Initially, I did get rid of the ground plane and replaced in with the terrain model. This was not something I was expecting to do, but as I mentioned in Part 1, I am loosely following along with a YouTube tutorial series which did the same thing. I assume this was done to illustrate the skill, and the same process was done to texture the terrain.
**The terrain will be much larger, much, much larger than the plane, so try to zoom out in order to center any preexisting structures if it’s not the first thing implemented into a scene.
Upon adding a terrain, you are given some new tools specific to the terrain such as manipulation and painting tools. With these you are able to create ridges, hills, mountains or valleys to your hearts desire. Along with this customization, you have the ability to choose different brush styles, set the size and opacity (how much detail to put forth per click). Be careful when you are clicking. I found that sometimes when I clicked, more and more detail was piled on than intended. Ctrl + Z will become your best friend during the terrain manipulation stages.

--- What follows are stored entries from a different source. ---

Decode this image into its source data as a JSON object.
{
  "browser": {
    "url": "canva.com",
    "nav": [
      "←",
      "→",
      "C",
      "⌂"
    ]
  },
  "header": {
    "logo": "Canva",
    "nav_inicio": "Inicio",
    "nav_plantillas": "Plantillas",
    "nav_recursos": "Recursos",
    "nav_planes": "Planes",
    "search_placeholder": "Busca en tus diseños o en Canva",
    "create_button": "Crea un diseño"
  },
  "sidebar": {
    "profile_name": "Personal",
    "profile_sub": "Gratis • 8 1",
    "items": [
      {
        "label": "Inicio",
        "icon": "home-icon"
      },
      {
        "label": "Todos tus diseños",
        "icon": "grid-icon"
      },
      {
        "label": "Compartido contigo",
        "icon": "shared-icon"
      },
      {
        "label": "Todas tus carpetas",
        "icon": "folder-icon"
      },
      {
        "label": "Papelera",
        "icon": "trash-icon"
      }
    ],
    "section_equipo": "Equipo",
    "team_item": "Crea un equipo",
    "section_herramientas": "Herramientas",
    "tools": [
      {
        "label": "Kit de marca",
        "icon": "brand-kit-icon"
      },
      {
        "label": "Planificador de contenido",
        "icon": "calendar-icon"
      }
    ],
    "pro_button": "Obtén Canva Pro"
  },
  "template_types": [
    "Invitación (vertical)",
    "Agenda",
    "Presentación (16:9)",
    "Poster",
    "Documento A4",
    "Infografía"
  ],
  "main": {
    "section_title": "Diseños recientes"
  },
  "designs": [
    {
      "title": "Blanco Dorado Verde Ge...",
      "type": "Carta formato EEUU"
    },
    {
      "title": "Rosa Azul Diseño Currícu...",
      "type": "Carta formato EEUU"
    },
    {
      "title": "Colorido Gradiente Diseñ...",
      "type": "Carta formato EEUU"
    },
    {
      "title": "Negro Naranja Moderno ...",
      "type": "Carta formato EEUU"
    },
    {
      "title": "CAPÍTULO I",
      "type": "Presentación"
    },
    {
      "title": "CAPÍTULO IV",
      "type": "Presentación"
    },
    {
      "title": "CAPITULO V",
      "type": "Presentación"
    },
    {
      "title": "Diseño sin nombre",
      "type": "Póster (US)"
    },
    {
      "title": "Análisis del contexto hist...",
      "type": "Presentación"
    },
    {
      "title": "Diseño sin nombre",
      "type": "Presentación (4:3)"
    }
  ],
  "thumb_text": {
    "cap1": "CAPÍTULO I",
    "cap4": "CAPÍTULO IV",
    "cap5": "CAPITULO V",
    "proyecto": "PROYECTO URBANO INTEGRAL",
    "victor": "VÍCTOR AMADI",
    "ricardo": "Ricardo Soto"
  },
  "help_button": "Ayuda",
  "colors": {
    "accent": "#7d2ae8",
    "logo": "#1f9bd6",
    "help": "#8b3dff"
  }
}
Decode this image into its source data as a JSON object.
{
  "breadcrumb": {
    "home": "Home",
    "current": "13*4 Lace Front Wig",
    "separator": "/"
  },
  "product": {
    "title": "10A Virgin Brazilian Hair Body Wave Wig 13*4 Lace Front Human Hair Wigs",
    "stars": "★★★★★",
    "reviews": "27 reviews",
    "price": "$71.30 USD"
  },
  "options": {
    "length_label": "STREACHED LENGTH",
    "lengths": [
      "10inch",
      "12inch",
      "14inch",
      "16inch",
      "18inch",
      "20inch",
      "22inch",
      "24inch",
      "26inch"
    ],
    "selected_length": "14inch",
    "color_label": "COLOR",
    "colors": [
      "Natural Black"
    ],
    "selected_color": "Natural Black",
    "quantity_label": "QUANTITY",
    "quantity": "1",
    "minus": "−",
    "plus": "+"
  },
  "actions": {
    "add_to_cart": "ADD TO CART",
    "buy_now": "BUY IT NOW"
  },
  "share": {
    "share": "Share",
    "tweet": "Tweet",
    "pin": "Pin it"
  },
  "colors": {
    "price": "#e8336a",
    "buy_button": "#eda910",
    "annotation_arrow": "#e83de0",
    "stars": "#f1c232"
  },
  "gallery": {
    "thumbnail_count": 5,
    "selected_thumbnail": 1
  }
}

Something else nice about the terrain is that it allows you to place multiple textures onto its surface, and allows overlapping. To add textured, click on the paintbrush option in the Terrain and go to the edit Textures, then add Texture. It will prompt 2 slots: Normal and Splat, to get a clean solid texture, drag the desired texture into both of these slots. You can mix and match to get unique looking textures.
The water drop over the mountain tab is smoothing. This will allow you to smooth out any rough edges you may not want on the hills or mountain s you’ve created. Again, keep Ctrl + Z handy.
Finally, after my terrain was manipulated to my liking and textured to satisfaction, I added water. This is done similarly to how the terrain was added in via the Assets folder. Once downloaded and working in the program, water disk can be dragged into the scene. This picture will illustrate the folders to search through to locate the model:
Once the water was in place, the only thing left to do was change the dimensions to encompass the entire area I wished the water to cover. Once that is settled, raise or lower the water to the height you wish it to be and then explore!
By play testing at this point, it allows you to see if the terrain is to your liking, if you missed any spots or have any problem bumps, shadows or holes in the map. I did have issue with some shadows being in the wrong areas and had to add extra bumps and hills then smooth them out to get it to look proper. One issue I’m sure I’ll figure out later is that the water, no matter how ‘thick’ you make the dimensions, will be a single layer and will not have water effects if you walk into and under the surface.
Well, that’s all for now! Thanks for reading!